Прочитав донесение, командиры переглянулись. Иван Павлович зашагал из угла в угол, не замечая ребятишек, с аппетитом закусывавших после трудной и опасной дороги.

В штаб вбежал связной комиссара. Он поспешно передал командиру пакет и вытер широкой ладонью потный лоб.

– Третий батальон, – доложил он, – в селе Ольховке принял бой. Фашистов видимо-невидимо… Есть танки.

Прочитав донесение, Иван Павлович передал его Макарову. Ребята насторожились. До штаба донесся далекий гул моторов.

– Самолет? – не то спросил, не то подтвердил свое предположение Макаров.

Все вышли из землянки. Теперь гул моторов над лесом слышался совершенно явственно. Он то затихал, то приближался. Один из самолетов пронесся где-то над самой головой партизан. В облаках Иван Павлович на мгновение увидел распластанные крылья.

Немецкие самолеты сбросили бомбы километрах в двух от партизанского лагеря, и гул моторов затих.
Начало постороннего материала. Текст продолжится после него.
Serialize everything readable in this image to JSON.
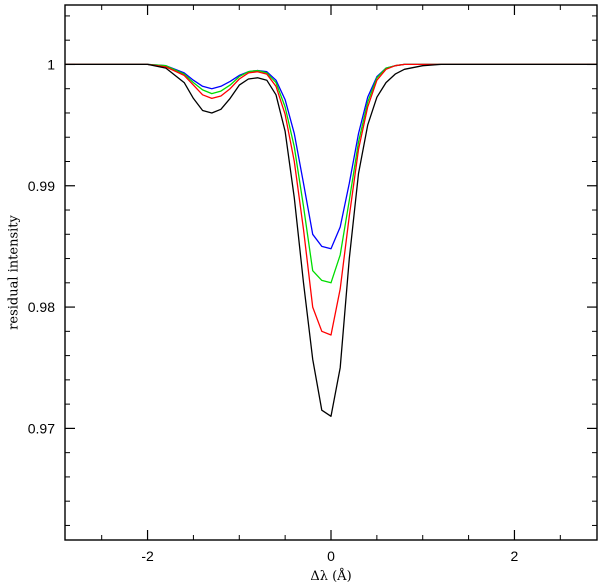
{
  "chart_data": {
    "type": "line",
    "title": "",
    "xlabel": "Δλ (Å)",
    "ylabel": "residual intensity",
    "xlim": [
      -2.9,
      2.9
    ],
    "ylim": [
      0.9608,
      1.0049
    ],
    "x_ticks": [
      {
        "value": -2,
        "label": "-2"
      },
      {
        "value": 0,
        "label": "0"
      },
      {
        "value": 2,
        "label": "2"
      }
    ],
    "y_ticks": [
      {
        "value": 0.97,
        "label": "0.97"
      },
      {
        "value": 0.98,
        "label": "0.98"
      },
      {
        "value": 0.99,
        "label": "0.99"
      },
      {
        "value": 1.0,
        "label": "1"
      }
    ],
    "x_minor_step": 0.5,
    "y_minor_step": 0.002,
    "grid": false,
    "x": [
      -2.9,
      -2.0,
      -1.8,
      -1.6,
      -1.5,
      -1.4,
      -1.3,
      -1.2,
      -1.1,
      -1.0,
      -0.9,
      -0.8,
      -0.7,
      -0.6,
      -0.5,
      -0.4,
      -0.3,
      -0.2,
      -0.1,
      0.0,
      0.1,
      0.2,
      0.3,
      0.4,
      0.5,
      0.6,
      0.7,
      0.8,
      1.0,
      1.2,
      1.5,
      2.0,
      2.9
    ],
    "series": [
      {
        "color": "#0000ff",
        "values": [
          1.0,
          1.0,
          0.9999,
          0.9993,
          0.9987,
          0.9982,
          0.998,
          0.9982,
          0.9986,
          0.9991,
          0.9994,
          0.9995,
          0.9994,
          0.9987,
          0.9971,
          0.9943,
          0.9902,
          0.986,
          0.985,
          0.9848,
          0.9866,
          0.9902,
          0.9943,
          0.9973,
          0.999,
          0.9997,
          0.9999,
          1.0,
          1.0,
          1.0,
          1.0,
          1.0,
          1.0
        ]
      },
      {
        "color": "#00dd00",
        "values": [
          1.0,
          1.0,
          0.9999,
          0.9992,
          0.9985,
          0.9979,
          0.9976,
          0.9978,
          0.9983,
          0.999,
          0.9994,
          0.9995,
          0.9993,
          0.9985,
          0.9965,
          0.9932,
          0.9883,
          0.983,
          0.9822,
          0.982,
          0.9843,
          0.9888,
          0.9936,
          0.9969,
          0.9989,
          0.9997,
          0.9999,
          1.0,
          1.0,
          1.0,
          1.0,
          1.0,
          1.0
        ]
      },
      {
        "color": "#ff0000",
        "values": [
          1.0,
          1.0,
          0.9998,
          0.9991,
          0.9983,
          0.9975,
          0.9972,
          0.9974,
          0.998,
          0.9988,
          0.9993,
          0.9994,
          0.9992,
          0.9982,
          0.9959,
          0.992,
          0.9864,
          0.98,
          0.978,
          0.9777,
          0.9815,
          0.9875,
          0.993,
          0.9965,
          0.9987,
          0.9996,
          0.9999,
          1.0,
          1.0,
          1.0,
          1.0,
          1.0,
          1.0
        ]
      },
      {
        "color": "#000000",
        "values": [
          1.0,
          1.0,
          0.9997,
          0.9985,
          0.9972,
          0.9962,
          0.996,
          0.9963,
          0.9972,
          0.9983,
          0.9988,
          0.9989,
          0.9987,
          0.9975,
          0.9945,
          0.989,
          0.982,
          0.9757,
          0.9715,
          0.971,
          0.975,
          0.984,
          0.991,
          0.995,
          0.9973,
          0.9985,
          0.9992,
          0.9996,
          0.9999,
          1.0,
          1.0,
          1.0,
          1.0
        ]
      }
    ]
  }
}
– Значит, о лагере уже знают, – сказал Иван Павлович. – Погода помешала, а то бы…

Он приказал начальнику штаба приготовиться к перенесению лагеря в другое место и передать всем членам партбюро, чтобы они прибыли завтра на заседание.

Черные, зловещие тучи еще сильнее обложили небо, ветер бил в лицо, крупными каплями падал дождь. Но Иван Павлович глубоко задумался и ничего не замечал.